Die Krise der letzten Jahre hat uns gelehrt, dass der Gas-Hub für Italien umgekehrt funktioniert: Anstatt das überschüssige Gas, das durch den Nachfragerückgang nördlich der Alpen verursacht wurde, zu exportieren, importieren wir erschwerend Gas von den nordeuropäischen Hubs Unsere Abnahme- oder Zahlungsverpflichtungen beruhen einfach auf der Tatsache, dass die Gaskosten auf den Spotmärkten niedriger sind als die unserer langfristigen Verträge, die an den Ölpreis gekoppelt sind.
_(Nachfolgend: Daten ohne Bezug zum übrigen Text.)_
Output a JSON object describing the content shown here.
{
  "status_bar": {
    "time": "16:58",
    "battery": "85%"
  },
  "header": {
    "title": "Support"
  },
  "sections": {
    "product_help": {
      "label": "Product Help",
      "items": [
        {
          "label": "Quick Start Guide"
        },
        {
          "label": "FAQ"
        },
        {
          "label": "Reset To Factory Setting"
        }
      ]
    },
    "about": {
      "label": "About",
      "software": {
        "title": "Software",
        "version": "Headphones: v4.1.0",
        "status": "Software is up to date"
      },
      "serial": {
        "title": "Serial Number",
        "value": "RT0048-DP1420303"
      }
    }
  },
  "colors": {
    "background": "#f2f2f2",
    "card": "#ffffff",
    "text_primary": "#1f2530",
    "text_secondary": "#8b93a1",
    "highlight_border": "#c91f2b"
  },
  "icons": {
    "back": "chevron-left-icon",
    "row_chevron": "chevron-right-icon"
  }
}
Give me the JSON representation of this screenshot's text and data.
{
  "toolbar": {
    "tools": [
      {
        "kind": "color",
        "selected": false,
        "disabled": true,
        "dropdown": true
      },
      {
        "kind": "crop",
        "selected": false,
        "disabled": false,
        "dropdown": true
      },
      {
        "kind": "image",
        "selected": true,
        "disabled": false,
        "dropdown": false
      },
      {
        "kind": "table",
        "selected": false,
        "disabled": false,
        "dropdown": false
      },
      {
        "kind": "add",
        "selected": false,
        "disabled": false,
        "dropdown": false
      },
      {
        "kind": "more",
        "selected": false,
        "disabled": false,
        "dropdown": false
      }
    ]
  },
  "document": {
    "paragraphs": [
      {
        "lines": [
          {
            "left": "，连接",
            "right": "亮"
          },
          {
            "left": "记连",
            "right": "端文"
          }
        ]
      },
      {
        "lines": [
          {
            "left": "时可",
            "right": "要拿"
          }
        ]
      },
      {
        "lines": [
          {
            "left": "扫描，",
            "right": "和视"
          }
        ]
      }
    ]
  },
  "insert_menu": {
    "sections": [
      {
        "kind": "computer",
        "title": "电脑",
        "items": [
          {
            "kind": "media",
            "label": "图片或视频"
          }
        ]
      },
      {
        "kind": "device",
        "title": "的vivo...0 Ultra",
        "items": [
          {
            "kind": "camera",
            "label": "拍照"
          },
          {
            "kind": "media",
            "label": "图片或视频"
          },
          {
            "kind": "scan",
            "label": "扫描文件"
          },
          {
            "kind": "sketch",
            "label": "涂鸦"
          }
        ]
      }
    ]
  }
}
Durch die massive Förderung von Schiefergas sind die USA in ihrem Verbrauch autark geworden und haben den Import von Flüssiggas eingestellt.
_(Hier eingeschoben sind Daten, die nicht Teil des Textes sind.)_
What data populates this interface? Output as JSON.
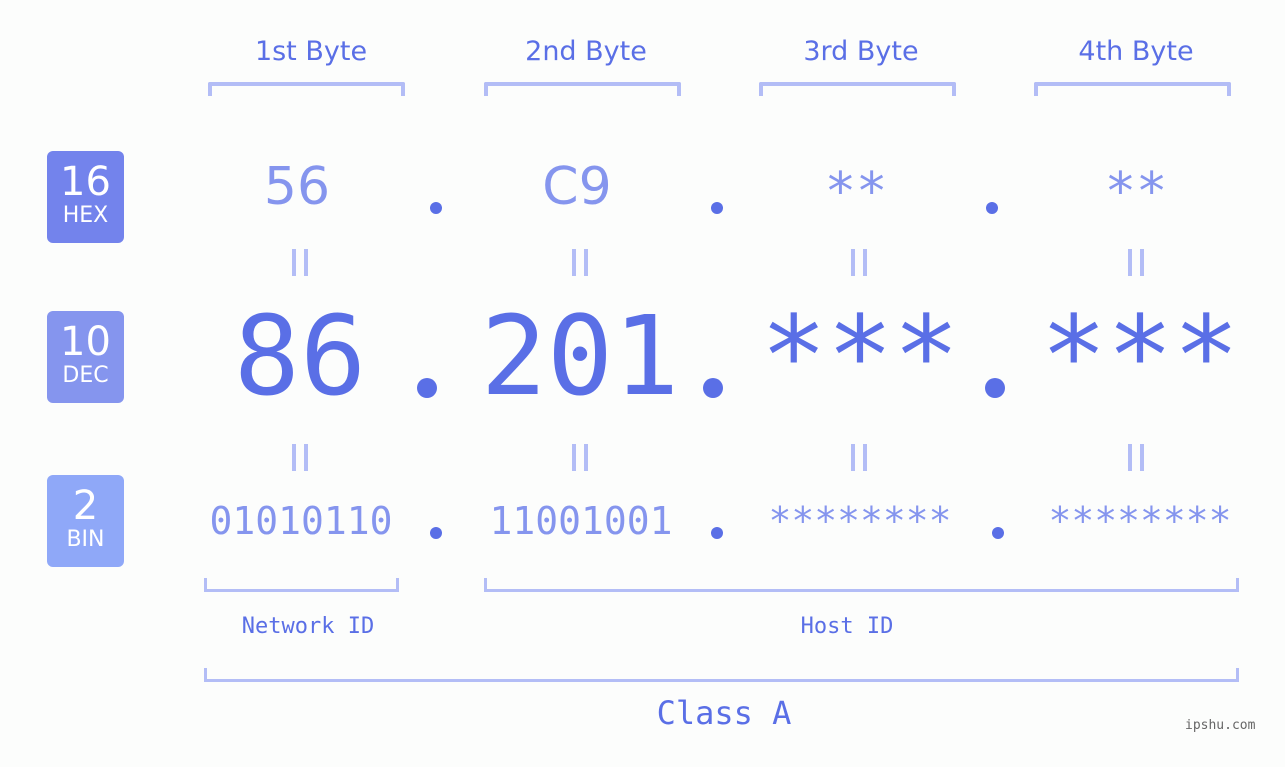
{
  "bytes": {
    "headers": [
      "1st Byte",
      "2nd Byte",
      "3rd Byte",
      "4th Byte"
    ]
  },
  "bases": {
    "hex": {
      "num": "16",
      "label": "HEX",
      "color": "#7383ec"
    },
    "dec": {
      "num": "10",
      "label": "DEC",
      "color": "#8595ee"
    },
    "bin": {
      "num": "2",
      "label": "BIN",
      "color": "#8fa8f8"
    }
  },
  "hex_values": [
    "56",
    "C9",
    "**",
    "**"
  ],
  "dec_values": [
    "86",
    "201",
    "***",
    "***"
  ],
  "bin_values": [
    "01010110",
    "11001001",
    "********",
    "********"
  ],
  "separator": ".",
  "labels": {
    "network_id": "Network ID",
    "host_id": "Host ID",
    "class": "Class A"
  },
  "watermark": "ipshu.com",
  "colors": {
    "accent": "#5a6fe6",
    "light": "#8595ee",
    "bracket": "#b3bdf6"
  }
}
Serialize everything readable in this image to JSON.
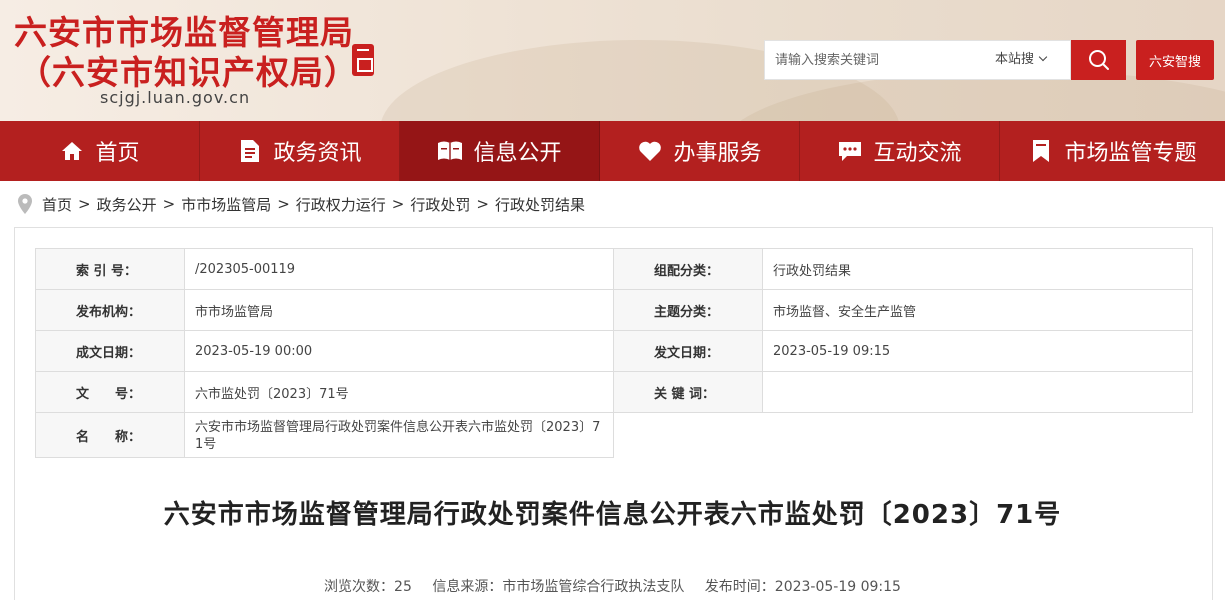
{
  "header": {
    "title_line1": "六安市市场监督管理局",
    "title_line2": "（六安市知识产权局）",
    "domain": "scjgj.luan.gov.cn",
    "search_placeholder": "请输入搜索关键词",
    "search_scope": "本站搜",
    "smart_button": "六安智搜",
    "accent_color": "#c9201f"
  },
  "nav": {
    "items": [
      {
        "label": "首页",
        "icon": "home-icon"
      },
      {
        "label": "政务资讯",
        "icon": "document-icon"
      },
      {
        "label": "信息公开",
        "icon": "open-book-icon",
        "active": true
      },
      {
        "label": "办事服务",
        "icon": "heart-icon"
      },
      {
        "label": "互动交流",
        "icon": "chat-icon"
      },
      {
        "label": "市场监管专题",
        "icon": "bookmark-icon"
      }
    ],
    "bg_color": "#b3201f",
    "active_color": "#951516"
  },
  "breadcrumb": {
    "items": [
      "首页",
      "政务公开",
      "市市场监管局",
      "行政权力运行",
      "行政处罚",
      "行政处罚结果"
    ],
    "separator": ">"
  },
  "meta": {
    "index_label": "索 引 号：",
    "index_value": "/202305-00119",
    "category_label": "组配分类：",
    "category_value": "行政处罚结果",
    "publisher_label": "发布机构：",
    "publisher_value": "市市场监管局",
    "topic_label": "主题分类：",
    "topic_value": "市场监督、安全生产监管",
    "created_label": "成文日期：",
    "created_value": "2023-05-19 00:00",
    "published_label": "发文日期：",
    "published_value": "2023-05-19 09:15",
    "docno_label": "文　　号：",
    "docno_value": "六市监处罚〔2023〕71号",
    "keywords_label": "关 键 词：",
    "keywords_value": "",
    "name_label": "名　　称：",
    "name_value": "六安市市场监督管理局行政处罚案件信息公开表六市监处罚〔2023〕71号"
  },
  "article": {
    "title": "六安市市场监督管理局行政处罚案件信息公开表六市监处罚〔2023〕71号",
    "views": "浏览次数：25",
    "source": "信息来源：市市场监管综合行政执法支队",
    "time": "发布时间：2023-05-19 09:15"
  }
}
Dieses Gas strömte in die Zentren Nordeuropas und ließ den Spotpreis einbrechen. Ein Teil dieses Gases wurde auch nach Italien importiert, was die Take-or-Pay-Situation verschärfte und die Ölpreisverträge, die derzeit schwierig neu verhandelt werden, völlig unwirtschaftlich machte. In diesem Zusammenhang erscheint das italienische Programm, über den nationalen Bedarf hinaus Transportinfrastrukturen mit langfristigen, an den Ölpreis gekoppelten Verträgen zu erwerben, um das überschüssige Gas nach Europa zu exportieren, zumindest unrealistisch.

Unter diesem Gesichtspunkt wirft die wachsende Abhängigkeit Italiens von Gas und erneuerbaren Energien zwangsläufig Fragen auf. Klar Benzin, aber zu welchem ​​Preis? Zu dem heute dank Schiefergas sehr wettbewerbsfähigen amerikanischen Preis, der alle anderen Quellen der Stromerzeugung, einschließlich der Kernenergie, übertrifft? Oder der Preis der nordeuropäischen Hubs, der höher als der amerikanische, aber immer noch sehr wettbewerbsfähig ist? Oder auf die der aktuellen Langzeitverträge, die mittlerweile nicht mehr auf dem Markt sind? Und erneuerbar natürlich, aber mit welchen Anreizen und Gebühren für zukünftige Rechnungen? Nie zuvor bestand die Notwendigkeit eines nationalen Energieplans, an dem es in Italien seit über 30 Jahren mangelt.

Der Plan wird viele Fragen beantworten müssen. Wie hoch wird die mögliche Spanne des Energiebedarfs im Jahr 2020 sein? Wie viel Energieeffizienz planen wir und mit welchen Werkzeugen rüsten wir uns, um diese zu erreichen? Welchen Energiemix planen wir? Wie viele Take-or-Pay-Verpflichtungen bei langfristigen Gasverträgen kann unser Land vernünftigerweise eingehen? Wie viele neue Gasimportinfrastrukturen braucht unser Land? Welche Investitionen in das Netzwerk sind erforderlich, um aktuelle Überlastungen zu beseitigen, und was ist zu tun, um die Entstehung neuer Überlastungen zu vermeiden?

Natürlich ist der Energieplan weder ein Orakel, noch kann er eine Zwangsjacke für Unternehmen darstellen. Doch „die unsichtbare Hand des Marktes“ ist weit davon entfernt, adäquate Antworten auf die heutigen Probleme zu geben. In Zeiten großer Veränderungen ist eine Energieleitlinie für das Land notwendiger denn je.